Gas pumps at least $70 billion per year into the Australian economy, new analysis shows, as the industry comes under pressure to supply cheaper gas to domestic customers.

Research by ACIL Allen Consulting for industry body Gas Energy Australia found gas supports almost a quarter of a million jobs, underpins 3.4 per cent of GDP, and is forecast to grow next year.

The contribution to the local economy is greatest in the Northern Territory (15.53 per cent), followed by Western Australia (8.76 per cent) and Queensland (5.94 per cent).

Gas produced in Australia is mainly exported as liquefied natural gas (LNG), causing anger for LNG-dependent domestic manufacturers as the supply shock and rising prices threaten to put them out of business.

The gas share of primary energy production has almost doubled over the past decade to over 30 per cent in 2020/21, mainly from new coal seam gas-based LNG in Queensland and more LNG production in WA.

The report released on Tuesday estimated that gas at the well head was worth over $12 billion in 2020/21 and total production taxes paid were around $1.1 billion.

Many everyday items also rely on gas, including plastics, cleaning products and detergents, agricultural chemicals, explosives, pharmaceuticals and some textiles as well as food processing.

But around 80 per cent of Australian LNG is sold via lucrative long-term export contracts

The sector is “on the nose” and must justify steep domestic prices, according to Resources Minister Madeleine King.

Unions have been calling for action on gas price controls to ease pressure on struggling manufacturers.

Australian Workers Union national secretary Daniel Walton said $33 a gigajoule was the most competitive deal for manufacturers negotiating new gas contracts.

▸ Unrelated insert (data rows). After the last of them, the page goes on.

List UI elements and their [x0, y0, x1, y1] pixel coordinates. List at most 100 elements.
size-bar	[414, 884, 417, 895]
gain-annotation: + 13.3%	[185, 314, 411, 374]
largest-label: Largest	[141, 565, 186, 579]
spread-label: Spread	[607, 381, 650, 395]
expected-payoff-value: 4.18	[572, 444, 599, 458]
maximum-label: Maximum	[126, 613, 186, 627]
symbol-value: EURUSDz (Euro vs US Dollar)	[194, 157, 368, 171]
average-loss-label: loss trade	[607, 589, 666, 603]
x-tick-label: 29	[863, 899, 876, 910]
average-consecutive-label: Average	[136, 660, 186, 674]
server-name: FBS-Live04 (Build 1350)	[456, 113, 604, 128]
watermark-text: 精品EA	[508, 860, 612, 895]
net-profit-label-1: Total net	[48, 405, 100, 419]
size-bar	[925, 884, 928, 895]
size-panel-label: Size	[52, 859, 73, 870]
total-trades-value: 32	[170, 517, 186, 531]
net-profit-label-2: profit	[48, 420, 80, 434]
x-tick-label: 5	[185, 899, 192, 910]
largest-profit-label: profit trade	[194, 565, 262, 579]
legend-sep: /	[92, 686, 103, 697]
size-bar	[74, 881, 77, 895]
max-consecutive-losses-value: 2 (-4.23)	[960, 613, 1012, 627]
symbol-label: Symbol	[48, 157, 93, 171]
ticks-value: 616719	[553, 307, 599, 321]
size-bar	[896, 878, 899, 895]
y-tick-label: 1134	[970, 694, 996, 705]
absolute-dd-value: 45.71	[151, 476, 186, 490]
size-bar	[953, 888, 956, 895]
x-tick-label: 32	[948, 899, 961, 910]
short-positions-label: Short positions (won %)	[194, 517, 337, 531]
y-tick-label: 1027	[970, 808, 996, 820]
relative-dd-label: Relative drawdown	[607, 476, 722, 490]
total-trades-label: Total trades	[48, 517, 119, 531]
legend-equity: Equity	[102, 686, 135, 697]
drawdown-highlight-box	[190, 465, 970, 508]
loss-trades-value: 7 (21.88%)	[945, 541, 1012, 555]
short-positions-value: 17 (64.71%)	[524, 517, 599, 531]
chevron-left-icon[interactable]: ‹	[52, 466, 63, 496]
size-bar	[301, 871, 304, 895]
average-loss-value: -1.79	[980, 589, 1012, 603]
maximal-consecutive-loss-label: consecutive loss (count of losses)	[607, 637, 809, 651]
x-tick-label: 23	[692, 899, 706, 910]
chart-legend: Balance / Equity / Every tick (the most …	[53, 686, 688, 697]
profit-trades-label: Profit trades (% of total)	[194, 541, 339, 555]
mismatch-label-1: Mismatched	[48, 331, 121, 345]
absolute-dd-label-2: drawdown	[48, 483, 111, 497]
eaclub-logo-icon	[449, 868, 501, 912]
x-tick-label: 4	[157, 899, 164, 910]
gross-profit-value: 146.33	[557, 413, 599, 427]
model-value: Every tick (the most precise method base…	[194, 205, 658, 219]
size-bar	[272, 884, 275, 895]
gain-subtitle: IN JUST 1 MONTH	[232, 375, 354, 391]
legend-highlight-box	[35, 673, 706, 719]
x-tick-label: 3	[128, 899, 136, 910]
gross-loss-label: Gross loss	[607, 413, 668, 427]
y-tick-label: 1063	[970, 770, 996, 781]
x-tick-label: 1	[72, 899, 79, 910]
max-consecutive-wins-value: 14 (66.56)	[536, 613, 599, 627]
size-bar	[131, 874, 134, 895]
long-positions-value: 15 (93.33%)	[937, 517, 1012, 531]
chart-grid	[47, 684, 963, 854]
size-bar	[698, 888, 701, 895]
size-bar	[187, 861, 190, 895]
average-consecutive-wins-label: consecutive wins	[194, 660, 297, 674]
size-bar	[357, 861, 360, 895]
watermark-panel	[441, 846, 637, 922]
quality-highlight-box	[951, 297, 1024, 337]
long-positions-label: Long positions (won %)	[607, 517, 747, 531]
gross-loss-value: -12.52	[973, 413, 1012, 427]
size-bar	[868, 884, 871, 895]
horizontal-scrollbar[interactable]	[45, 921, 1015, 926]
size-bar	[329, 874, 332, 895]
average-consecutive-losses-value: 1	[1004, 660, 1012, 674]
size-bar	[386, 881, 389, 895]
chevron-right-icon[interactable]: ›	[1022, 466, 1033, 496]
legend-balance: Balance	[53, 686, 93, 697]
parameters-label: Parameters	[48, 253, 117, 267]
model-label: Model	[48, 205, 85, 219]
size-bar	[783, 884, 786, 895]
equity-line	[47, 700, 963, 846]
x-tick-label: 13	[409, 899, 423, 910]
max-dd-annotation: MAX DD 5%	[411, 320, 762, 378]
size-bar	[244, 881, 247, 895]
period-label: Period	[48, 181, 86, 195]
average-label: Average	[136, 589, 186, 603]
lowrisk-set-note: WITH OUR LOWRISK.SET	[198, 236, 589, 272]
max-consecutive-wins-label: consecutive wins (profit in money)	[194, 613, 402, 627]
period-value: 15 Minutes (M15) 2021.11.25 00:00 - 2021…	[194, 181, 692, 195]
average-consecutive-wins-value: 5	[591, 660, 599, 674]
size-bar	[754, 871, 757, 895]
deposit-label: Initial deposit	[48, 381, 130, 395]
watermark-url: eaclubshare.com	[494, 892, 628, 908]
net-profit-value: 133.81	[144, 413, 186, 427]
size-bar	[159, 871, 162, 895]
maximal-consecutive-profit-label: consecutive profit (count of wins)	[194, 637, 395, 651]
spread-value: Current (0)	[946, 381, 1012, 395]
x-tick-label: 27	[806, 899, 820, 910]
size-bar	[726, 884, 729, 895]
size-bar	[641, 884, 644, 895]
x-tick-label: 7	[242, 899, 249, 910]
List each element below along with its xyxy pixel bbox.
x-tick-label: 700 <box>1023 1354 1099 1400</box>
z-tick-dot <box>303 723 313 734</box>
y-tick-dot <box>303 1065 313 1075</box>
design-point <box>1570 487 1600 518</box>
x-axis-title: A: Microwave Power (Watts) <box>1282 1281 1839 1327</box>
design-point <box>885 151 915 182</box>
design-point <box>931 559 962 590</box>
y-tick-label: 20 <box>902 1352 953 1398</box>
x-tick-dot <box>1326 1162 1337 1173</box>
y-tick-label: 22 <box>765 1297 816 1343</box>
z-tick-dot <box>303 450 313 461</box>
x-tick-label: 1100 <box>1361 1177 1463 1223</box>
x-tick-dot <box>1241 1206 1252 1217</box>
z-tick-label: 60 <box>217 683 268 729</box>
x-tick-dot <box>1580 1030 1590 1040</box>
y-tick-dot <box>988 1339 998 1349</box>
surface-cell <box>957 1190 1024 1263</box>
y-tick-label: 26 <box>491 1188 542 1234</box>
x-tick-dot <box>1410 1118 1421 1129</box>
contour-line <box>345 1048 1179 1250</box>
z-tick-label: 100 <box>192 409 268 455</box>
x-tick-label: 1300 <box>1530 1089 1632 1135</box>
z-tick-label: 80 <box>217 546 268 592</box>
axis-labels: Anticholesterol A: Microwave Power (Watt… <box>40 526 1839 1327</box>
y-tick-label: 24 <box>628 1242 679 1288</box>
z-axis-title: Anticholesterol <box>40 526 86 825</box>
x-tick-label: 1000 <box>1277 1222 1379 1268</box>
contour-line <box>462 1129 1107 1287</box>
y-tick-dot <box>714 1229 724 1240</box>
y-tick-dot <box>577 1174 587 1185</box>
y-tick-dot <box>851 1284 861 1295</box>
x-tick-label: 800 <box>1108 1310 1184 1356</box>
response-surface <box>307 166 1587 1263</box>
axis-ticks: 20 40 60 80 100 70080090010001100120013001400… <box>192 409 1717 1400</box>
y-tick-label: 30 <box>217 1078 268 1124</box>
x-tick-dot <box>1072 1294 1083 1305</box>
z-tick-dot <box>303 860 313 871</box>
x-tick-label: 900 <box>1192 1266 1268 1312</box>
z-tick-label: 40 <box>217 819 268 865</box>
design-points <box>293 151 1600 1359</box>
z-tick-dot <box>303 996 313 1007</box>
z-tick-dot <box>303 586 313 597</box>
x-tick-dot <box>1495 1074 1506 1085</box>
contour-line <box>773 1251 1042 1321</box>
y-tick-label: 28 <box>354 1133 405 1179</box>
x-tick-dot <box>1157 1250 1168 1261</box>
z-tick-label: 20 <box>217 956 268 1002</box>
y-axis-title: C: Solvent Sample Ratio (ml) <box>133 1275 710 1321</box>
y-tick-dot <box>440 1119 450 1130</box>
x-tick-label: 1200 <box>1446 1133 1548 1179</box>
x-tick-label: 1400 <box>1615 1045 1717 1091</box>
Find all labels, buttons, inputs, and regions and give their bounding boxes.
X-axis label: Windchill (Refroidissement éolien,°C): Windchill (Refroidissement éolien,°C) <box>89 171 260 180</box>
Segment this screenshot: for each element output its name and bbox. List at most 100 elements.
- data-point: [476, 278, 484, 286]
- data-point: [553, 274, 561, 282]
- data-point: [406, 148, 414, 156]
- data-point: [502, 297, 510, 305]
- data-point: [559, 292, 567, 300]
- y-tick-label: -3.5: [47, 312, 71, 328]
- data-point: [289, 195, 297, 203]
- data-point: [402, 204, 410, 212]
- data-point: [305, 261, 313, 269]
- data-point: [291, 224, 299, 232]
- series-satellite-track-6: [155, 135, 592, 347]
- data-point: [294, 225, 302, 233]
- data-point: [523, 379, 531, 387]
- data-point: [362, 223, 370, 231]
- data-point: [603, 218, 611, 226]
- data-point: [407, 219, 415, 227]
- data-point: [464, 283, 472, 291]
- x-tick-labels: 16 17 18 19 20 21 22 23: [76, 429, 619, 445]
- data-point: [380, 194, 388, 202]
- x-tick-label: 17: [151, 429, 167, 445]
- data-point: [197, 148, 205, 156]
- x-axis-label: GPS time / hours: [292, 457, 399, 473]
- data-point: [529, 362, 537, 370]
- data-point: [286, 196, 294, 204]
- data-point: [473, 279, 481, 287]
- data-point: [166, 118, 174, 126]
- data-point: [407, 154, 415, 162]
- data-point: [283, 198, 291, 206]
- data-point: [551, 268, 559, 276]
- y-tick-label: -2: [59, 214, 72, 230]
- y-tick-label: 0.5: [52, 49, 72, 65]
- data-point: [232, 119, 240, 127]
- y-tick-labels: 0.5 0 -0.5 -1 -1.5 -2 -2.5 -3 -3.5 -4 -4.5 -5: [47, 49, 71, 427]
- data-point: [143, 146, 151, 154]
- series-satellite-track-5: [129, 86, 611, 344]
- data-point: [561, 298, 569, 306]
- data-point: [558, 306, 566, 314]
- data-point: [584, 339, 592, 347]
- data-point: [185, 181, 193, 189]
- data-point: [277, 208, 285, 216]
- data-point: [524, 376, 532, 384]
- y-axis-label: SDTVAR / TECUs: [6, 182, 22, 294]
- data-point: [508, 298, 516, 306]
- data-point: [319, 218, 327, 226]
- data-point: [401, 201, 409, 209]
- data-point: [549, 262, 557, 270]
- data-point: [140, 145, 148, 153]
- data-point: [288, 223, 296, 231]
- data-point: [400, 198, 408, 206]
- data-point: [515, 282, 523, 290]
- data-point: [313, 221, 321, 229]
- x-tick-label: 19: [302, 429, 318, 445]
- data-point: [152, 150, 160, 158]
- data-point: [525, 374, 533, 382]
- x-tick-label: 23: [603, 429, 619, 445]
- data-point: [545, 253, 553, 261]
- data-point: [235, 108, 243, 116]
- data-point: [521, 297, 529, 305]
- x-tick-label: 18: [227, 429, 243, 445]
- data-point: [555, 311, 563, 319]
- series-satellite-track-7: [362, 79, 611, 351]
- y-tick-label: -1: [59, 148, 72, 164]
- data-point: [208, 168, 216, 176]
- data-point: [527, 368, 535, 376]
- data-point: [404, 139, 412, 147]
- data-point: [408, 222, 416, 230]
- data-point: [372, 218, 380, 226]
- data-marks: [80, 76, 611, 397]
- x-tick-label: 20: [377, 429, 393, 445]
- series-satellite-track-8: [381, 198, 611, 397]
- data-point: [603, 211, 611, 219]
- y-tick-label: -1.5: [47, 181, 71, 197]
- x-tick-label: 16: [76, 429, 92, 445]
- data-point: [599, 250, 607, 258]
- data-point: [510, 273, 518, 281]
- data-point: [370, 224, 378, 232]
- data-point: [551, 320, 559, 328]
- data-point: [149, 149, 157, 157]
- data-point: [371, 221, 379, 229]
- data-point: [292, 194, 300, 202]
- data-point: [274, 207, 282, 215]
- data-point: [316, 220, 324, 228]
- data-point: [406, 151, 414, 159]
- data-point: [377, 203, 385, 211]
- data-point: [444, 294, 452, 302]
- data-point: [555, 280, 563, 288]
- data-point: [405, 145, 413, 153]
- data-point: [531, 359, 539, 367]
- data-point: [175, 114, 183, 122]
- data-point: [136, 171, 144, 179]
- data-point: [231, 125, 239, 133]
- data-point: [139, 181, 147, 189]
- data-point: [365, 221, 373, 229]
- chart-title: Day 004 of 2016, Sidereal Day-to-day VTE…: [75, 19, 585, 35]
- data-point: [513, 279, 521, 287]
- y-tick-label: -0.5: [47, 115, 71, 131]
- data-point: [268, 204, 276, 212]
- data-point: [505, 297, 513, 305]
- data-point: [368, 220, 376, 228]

Around $10 a gigajoule has been common in the past.

“If we don’t have some somebody sorted by early December, (manufacturing businesses) are going to start making some hard decisions,” he told reporters in Canberra.

Mr Walton said multinational gas companies were making extraordinary profits exporting Australian gas.

“We’ve not properly tackled the mechanisms to make sure that being the world’s largest exporter of gas means we’ve got some of the cheapest gas available to us,” he said.

“Unfortunately, that’s not happening.”

Australian Council of Trade Unions boss Sally McManus said energy and resources companies were locking employees out of a fair share of their record profits gleaned from the war in Ukraine.

The Albanese government has so far resisted calls for an new tax on extraordinary gas profits to pay for relief to consumers.

Energy expert Frank Jotzo says a windfall tax on gas producers makes more sense than a price cap.

“A mandated price cap or pushing prices down through a gas reservation policy might seem like the obvious fix,” Professor Jotzo said.

“But it would destroy incentives to save gas and switch to alternatives,” he said.

In the latest global forecast, International Energy Agency acknowledged “both systems” are required to function well during energy transitions to meet the needs of consumers.

The industry says LNG, LPG, compressed natural gas and liquid hydrogen have lower emissions than petrol, diesel, and coal-fired electricity.